Sementara itu, dampak dari ketidakpastian global dan kondisi geopolitik di beberapa kawasan yang masih memanas, membuat IMF dan World Bank memperkirakan perekonomian 2026 stagnan bahkan cenderung turun. IMF pada tahun depan hanya memprediksi pertumbuhan ekonomi global hanya 3% dan World Bank atau Bank Dunia hanya 2,3% atau lebih rendah dari kinerja tahun 2024. Kondisi perekonomian global tahun 2026 masih sangat sulit
Melihat gambaran pertumbuhan ekonomi 2026 yang sangat dipengaruhi oleh kondisi eksternal dan internal. Prediksi yang dilakukan oleh BI dan lembaga ekonomi dalam negeri, maupun oleh lembaga Internasional sekelas IMF dan World Bank dapat menjadi acuan. Sudah seharusnya Pemerintah lebih berhati-hati dalam menetapkan pertumbuhan ekonomi dan asumsi makro dalam APBN 2026. Jangan sampai terjebak dengan target pertumbuhan ekonomi yang tinggi, sementara mesin ekonomi tidak mampu untuk bergerak lebih jauh.
Pemerintah sendiri juga perlu mempertimbangkan mengambil langkah kebijakan yang bersifat countercyclical untuk meredam dampak fluktuasi ekonomi. Mendorong belanja pemerintah lebih produktif dan memberikan stimulus yang tepat sasaran baik bagi kalangan miskin, rentan terutama untuk kelas menengah.
Langkah kebijakan memberikan stimulus fiskal untuk sektor transportasi, bantuan sosial, subsidi upah, insentif jalan tol, dan tambahan bantuan pangan beras. Instentif sektor transportasi dan tarif tol menyasar kelompok kelas menengah sehingga mobilitasnya lebih tinggi pada masa libur sekolah.

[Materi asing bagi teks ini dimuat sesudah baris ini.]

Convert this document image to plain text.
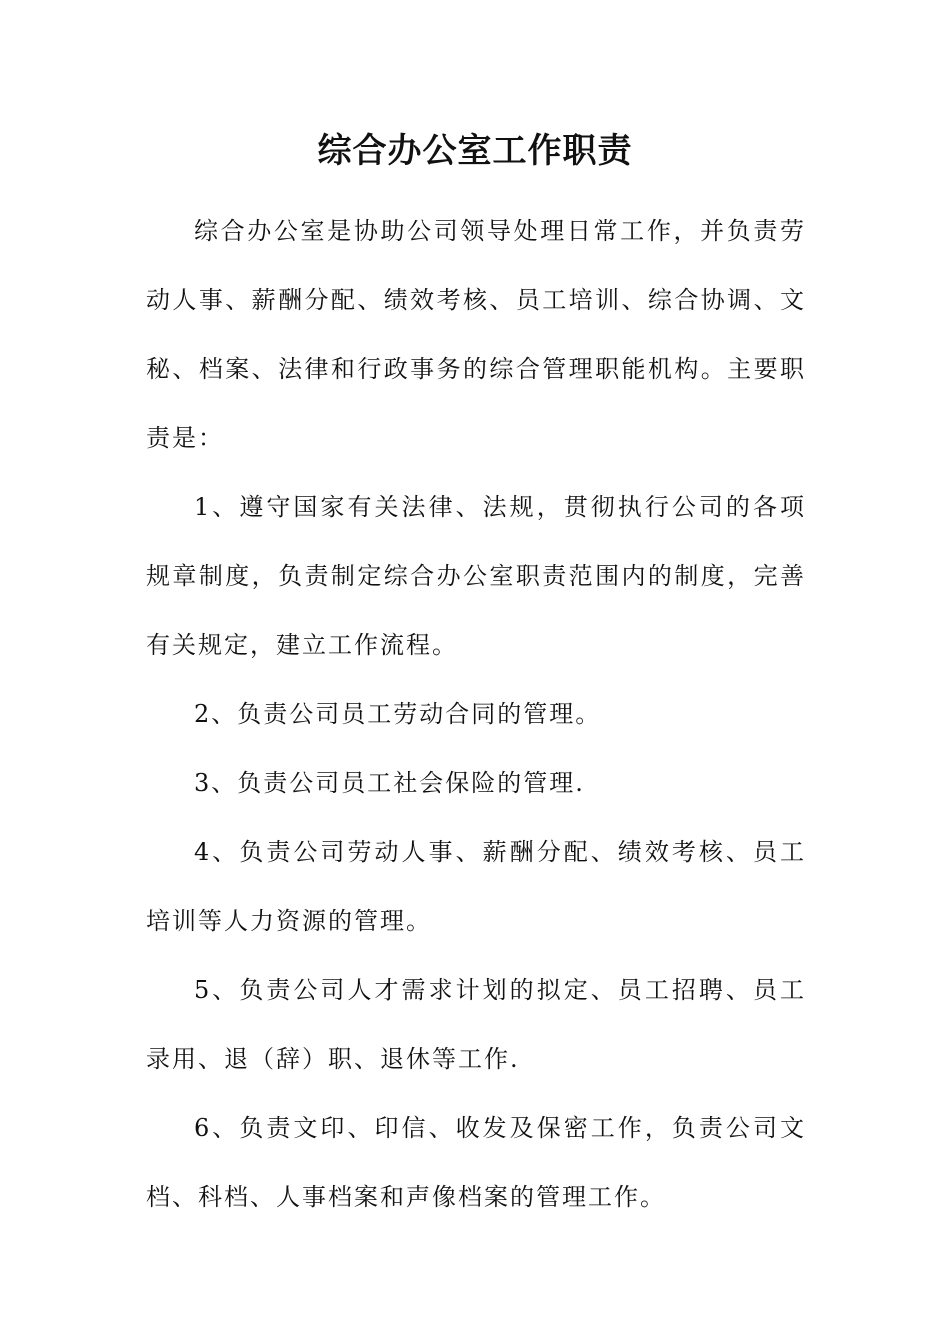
综合办公室工作职责

综合办公室是协助公司领导处理日常工作，并负责劳动人事、薪酬分配、绩效考核、员工培训、综合协调、文秘、档案、法律和行政事务的综合管理职能机构。主要职责是：

1、遵守国家有关法律、法规，贯彻执行公司的各项规章制度，负责制定综合办公室职责范围内的制度，完善有关规定，建立工作流程。

2、负责公司员工劳动合同的管理。

3、负责公司员工社会保险的管理.

4、负责公司劳动人事、薪酬分配、绩效考核、员工培训等人力资源的管理。

5、负责公司人才需求计划的拟定、员工招聘、员工录用、退（辞）职、退休等工作.

6、负责文印、印信、收发及保密工作，负责公司文档、科档、人事档案和声像档案的管理工作。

Sedangkan bantuan sosial, subsidi upah, dan bantuan pangan lebih terfokus pada kelompok rentan dan miskin sehingga bisa bertahan di tengah pelemahan ekonomi nasional.
Begitu pula dari sisi moneter, kebijakan yang bersifat ekspansif melalui relaksasi suku bunga acuan, BI rate. Kebijakan ini dilakukan untuk menurunkan suku bunga kredit yang pada gilirannya diharapkan meningkatkan permintaan kredit, baik untuk investasi maupun konsumsi. Kebijakan moneter ekspansif BI sejalan dengan kecenderungan inflasi yang cukup rendah.
Pemerintah dan BI harus menyadari bahwa, untuk saat ini countercyclical policy fiskal dan moneter belum cukup kuat untuk mendorong pertumbuhan ekonomi nasional. Tetapi, lebih cenderung untuk menahan laju perlambatan ekonomi nasional, sehingga pertumbuhan tetap terjaga pada kisaran 5,0%.